With my grandsons visiting last week during spring break, we planned some of the usual fun things we like to do together. Their parents took several days away on their own so we got a chance to enjoy the boys alone – shooting baskets at the park, cooking, bowling, playing piano duets, swimming, going on day trips, and, of course, lots of hugging. During one of those day trips in the car – to a rural farm where we all picked strawberries – I also spent some time talking with them about values that are important to me. Afterwards, I wondered why I felt the need to teach them as well as have fun with them.
I realized that I wanted to pass on to them some nuggets of wisdom I had gathered over the years as well as help them develop into good citizens. In a sense, I needed to pass on to them my survival strategies, ethics and social morality. Not so different from the situation in other cultures in which grandmothers are the guardians of traditional values, the possessors of indigenous knowledge and the storytellers of family history.
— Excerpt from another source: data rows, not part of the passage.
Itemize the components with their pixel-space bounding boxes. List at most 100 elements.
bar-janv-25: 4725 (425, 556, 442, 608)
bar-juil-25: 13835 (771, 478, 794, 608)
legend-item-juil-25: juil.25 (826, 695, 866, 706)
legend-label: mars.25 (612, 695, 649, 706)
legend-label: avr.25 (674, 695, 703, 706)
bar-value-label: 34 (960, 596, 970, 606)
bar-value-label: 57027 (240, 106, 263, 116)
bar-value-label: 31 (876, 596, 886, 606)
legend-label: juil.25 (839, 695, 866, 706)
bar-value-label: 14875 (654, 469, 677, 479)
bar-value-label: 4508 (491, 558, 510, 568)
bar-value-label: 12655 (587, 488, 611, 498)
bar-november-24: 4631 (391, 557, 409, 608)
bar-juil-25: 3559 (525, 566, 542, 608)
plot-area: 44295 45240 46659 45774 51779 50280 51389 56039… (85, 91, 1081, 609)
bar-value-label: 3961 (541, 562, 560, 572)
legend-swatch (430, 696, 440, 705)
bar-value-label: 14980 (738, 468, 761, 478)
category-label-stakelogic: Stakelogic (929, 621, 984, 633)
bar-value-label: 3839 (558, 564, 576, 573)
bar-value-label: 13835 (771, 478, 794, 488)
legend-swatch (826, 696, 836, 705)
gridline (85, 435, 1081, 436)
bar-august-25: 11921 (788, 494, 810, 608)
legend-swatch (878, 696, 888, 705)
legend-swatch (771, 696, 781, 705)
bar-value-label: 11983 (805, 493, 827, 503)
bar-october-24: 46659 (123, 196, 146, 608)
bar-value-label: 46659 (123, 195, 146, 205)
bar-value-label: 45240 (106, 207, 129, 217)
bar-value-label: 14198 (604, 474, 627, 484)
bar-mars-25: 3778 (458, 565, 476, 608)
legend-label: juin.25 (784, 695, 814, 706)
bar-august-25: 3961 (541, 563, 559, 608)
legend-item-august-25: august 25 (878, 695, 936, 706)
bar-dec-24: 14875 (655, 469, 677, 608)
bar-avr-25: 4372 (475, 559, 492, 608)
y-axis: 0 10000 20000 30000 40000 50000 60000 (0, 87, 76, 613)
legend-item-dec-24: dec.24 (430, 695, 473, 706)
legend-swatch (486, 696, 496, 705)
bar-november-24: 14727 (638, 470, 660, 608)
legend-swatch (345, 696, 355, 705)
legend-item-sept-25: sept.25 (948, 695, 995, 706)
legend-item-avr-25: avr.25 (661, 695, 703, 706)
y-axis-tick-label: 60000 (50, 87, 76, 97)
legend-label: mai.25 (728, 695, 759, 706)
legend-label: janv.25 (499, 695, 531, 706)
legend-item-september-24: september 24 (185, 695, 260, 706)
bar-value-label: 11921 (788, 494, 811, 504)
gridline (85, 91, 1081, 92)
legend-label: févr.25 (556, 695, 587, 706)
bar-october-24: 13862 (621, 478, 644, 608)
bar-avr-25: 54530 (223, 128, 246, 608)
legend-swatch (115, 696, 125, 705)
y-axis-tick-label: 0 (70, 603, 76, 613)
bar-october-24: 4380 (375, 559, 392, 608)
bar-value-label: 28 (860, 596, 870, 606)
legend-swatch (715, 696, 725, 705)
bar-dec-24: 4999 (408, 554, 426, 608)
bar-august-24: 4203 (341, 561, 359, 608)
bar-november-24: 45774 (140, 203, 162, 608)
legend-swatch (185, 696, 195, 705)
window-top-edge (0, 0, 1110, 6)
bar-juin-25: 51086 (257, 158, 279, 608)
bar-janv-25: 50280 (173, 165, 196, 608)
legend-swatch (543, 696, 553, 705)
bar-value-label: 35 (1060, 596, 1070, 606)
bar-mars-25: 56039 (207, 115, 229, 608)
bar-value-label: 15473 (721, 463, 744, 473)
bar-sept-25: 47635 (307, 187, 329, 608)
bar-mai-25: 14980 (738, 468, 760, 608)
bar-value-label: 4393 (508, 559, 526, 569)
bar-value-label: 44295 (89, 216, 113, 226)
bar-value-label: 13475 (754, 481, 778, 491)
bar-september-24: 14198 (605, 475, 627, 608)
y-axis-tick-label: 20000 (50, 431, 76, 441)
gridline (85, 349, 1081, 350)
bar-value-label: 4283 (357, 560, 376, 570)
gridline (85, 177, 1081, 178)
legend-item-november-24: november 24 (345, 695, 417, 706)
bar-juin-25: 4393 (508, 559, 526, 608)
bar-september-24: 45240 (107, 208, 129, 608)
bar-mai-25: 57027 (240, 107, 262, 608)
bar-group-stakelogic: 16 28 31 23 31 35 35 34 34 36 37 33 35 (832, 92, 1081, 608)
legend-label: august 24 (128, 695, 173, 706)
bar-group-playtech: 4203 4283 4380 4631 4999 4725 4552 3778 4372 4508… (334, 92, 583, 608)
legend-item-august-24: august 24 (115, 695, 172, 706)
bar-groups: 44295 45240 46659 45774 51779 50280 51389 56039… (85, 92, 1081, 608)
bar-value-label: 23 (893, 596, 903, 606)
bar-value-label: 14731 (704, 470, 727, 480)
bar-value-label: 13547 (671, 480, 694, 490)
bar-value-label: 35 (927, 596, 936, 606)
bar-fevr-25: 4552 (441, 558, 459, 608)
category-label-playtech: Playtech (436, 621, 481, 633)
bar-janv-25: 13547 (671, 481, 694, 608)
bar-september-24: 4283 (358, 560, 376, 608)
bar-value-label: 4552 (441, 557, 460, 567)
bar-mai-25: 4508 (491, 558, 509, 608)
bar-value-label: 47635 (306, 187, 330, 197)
Research indicates that grandmothers – particularly those in developing countries – help grandchildren survive and thrive into adulthood. This is known as the Grandmother effect. In most societies, grandmothers provide at least some financial aid to their grandchildren as well as helping their children with domestic chores and childcare assistance. The U. S. Census Bureau has been tracking the numbers of grandparents caring for their grandkids – today there are upwards of 1.5 million working grandparents who are also supervising the younger generation.
In recent years, there has been a Granny boom due to the increased life expectancy and quality of life among seniors. With these increased numbers, the role of grandmothers will likely take on even greater importance in the rearing of children in years to come. With everything else changing so rapidly, the stability that a grandmother can provide can be just the anchor a child needs.